Your point about blending in is critical. The real challenge isn't detecting the anomaly, it's defining and maintaining the context that makes something anomalous. That finance PC pushing to a dev S3 bucket is a perfect example. It would require a control system that correlates data classification, user role, and allowed data sinks, not just raw network flow.
This shifts the focus from the graph itself to the metadata and policy engine behind it. You're looking for violations of "need to know," not just spikes. The graph just visualizes the policy failure. Without that structured data governance framework, low and slow traffic to a "legitimate" IP is just a benign line on the chart.

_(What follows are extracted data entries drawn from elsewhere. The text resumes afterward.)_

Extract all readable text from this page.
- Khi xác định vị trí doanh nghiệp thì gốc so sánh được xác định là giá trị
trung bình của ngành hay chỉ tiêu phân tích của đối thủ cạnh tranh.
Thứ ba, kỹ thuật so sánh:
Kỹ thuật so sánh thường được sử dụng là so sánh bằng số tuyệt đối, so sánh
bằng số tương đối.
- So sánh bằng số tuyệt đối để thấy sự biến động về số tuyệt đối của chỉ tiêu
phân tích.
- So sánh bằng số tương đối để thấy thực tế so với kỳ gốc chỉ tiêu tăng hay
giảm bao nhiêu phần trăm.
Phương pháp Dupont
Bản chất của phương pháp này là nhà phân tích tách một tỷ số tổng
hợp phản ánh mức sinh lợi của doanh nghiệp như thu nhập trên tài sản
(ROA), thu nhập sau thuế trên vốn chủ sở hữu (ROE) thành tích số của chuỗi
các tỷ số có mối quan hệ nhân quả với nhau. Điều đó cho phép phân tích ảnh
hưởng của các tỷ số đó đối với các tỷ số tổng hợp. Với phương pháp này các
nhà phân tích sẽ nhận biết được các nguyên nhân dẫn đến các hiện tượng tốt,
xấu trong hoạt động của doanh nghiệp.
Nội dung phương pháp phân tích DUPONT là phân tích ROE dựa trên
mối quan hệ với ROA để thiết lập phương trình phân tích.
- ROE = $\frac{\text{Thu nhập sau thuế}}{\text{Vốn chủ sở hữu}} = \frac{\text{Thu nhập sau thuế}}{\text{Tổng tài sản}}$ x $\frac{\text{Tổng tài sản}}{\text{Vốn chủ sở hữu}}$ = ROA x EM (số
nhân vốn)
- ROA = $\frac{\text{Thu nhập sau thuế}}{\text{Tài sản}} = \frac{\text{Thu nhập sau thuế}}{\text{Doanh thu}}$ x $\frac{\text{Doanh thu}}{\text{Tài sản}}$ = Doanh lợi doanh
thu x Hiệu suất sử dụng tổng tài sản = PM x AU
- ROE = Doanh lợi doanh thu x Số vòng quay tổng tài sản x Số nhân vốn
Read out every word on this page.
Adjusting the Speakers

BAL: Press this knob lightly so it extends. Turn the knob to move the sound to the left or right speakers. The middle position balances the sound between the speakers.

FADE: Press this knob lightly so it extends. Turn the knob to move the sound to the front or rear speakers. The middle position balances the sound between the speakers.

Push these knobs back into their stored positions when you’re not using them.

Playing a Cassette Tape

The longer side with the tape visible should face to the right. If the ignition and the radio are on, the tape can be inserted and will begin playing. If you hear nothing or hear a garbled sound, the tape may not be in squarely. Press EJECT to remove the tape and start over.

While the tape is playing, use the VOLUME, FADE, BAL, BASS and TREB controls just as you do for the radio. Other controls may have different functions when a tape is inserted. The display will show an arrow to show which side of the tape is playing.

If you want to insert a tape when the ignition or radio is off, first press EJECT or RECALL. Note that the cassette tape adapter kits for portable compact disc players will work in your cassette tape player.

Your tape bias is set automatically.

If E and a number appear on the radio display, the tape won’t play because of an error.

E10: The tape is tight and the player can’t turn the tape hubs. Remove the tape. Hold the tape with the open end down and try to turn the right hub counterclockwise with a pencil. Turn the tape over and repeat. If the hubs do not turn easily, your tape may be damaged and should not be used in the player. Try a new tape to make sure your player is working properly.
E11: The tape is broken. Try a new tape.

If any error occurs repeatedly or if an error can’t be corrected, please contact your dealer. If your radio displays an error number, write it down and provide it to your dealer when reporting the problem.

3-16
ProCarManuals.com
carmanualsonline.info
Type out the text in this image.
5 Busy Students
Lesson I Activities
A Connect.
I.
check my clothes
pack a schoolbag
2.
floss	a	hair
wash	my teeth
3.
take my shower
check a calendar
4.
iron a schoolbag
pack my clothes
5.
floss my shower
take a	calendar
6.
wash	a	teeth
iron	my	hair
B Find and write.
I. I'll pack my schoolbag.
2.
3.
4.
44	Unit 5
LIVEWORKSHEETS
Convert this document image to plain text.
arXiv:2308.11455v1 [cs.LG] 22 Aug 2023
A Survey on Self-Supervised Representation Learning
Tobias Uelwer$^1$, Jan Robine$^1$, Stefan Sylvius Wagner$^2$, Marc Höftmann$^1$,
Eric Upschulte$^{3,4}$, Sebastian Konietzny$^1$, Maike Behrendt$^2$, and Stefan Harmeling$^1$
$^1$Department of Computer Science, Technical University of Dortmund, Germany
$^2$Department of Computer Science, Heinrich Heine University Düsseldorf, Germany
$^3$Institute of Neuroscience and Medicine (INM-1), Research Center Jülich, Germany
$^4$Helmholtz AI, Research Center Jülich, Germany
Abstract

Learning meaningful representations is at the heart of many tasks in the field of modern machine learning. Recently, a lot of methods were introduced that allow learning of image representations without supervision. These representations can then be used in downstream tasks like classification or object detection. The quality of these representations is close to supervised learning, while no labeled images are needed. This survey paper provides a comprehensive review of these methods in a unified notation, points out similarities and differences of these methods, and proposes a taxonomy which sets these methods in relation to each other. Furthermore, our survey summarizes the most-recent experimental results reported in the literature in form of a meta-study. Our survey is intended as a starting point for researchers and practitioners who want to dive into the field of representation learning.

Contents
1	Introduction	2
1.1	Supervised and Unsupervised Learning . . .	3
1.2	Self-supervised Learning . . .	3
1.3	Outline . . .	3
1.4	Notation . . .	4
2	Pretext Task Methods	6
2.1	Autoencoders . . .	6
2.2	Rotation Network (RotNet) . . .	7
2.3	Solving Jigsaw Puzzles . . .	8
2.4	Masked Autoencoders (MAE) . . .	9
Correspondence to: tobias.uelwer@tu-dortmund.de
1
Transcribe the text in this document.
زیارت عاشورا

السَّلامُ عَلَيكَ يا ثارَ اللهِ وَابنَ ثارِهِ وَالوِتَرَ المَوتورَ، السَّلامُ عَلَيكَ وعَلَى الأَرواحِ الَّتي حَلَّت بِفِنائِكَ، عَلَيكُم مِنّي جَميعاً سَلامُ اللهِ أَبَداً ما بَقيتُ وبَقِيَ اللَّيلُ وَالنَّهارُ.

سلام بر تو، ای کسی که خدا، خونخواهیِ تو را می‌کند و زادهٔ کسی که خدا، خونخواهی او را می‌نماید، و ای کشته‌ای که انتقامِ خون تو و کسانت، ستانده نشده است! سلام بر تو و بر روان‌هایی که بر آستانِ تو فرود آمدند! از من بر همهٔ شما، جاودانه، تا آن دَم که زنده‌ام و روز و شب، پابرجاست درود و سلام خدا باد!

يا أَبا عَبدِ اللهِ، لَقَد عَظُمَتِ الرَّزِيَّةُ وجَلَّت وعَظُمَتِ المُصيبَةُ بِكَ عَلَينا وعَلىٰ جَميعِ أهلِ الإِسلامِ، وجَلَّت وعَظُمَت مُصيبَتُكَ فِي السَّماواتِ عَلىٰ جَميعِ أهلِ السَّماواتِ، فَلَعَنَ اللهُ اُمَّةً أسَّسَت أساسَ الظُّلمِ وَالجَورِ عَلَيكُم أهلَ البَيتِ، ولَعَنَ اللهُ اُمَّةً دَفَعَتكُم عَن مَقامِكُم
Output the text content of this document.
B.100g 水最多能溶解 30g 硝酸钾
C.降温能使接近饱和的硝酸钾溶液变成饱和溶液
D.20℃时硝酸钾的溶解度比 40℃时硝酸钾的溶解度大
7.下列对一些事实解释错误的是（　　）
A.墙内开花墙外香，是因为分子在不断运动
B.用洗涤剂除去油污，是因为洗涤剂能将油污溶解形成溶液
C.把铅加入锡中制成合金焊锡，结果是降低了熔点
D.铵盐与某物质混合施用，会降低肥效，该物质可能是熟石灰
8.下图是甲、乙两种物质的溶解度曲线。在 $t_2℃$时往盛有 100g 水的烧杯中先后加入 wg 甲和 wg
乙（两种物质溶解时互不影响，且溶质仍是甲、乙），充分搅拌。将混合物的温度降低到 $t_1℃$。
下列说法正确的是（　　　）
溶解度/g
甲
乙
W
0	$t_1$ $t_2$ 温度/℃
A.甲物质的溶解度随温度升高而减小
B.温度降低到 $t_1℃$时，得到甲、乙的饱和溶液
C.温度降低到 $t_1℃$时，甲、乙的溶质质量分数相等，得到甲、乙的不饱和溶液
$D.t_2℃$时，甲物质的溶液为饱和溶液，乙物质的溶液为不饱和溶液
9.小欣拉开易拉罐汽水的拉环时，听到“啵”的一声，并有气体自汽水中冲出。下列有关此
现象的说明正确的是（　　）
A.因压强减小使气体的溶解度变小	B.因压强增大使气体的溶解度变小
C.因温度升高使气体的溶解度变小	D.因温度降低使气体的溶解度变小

If it's not logged, it didn't happen.
You're right, but that control system you're describing is a fantasy for most places. "Correlates data classification, user role, and allowed data sinks" is a vendor slide, not an operational reality outside maybe three companies on the planet.
For everyone else, you get brittle rules that break legitimate work. The finance person needs a new report tool, now they need a dev's S3 bucket for a day, and your shiny policy engine either screams bloody murder creating alert fatigue or needs a human to click "allow" which defeats the whole point. So you turn the sensitivity down, and the low-and-slow traffic slips right through.
The graph *is* still the thing, you just have to be smarter about what you graph. Don't look for policy you can't enforce, look for broken patterns in things you can actually see, like new protocols from old hosts or timing anomalies. My pi-hole logs have caught more weirdness than any imaginary data governance framework ever did.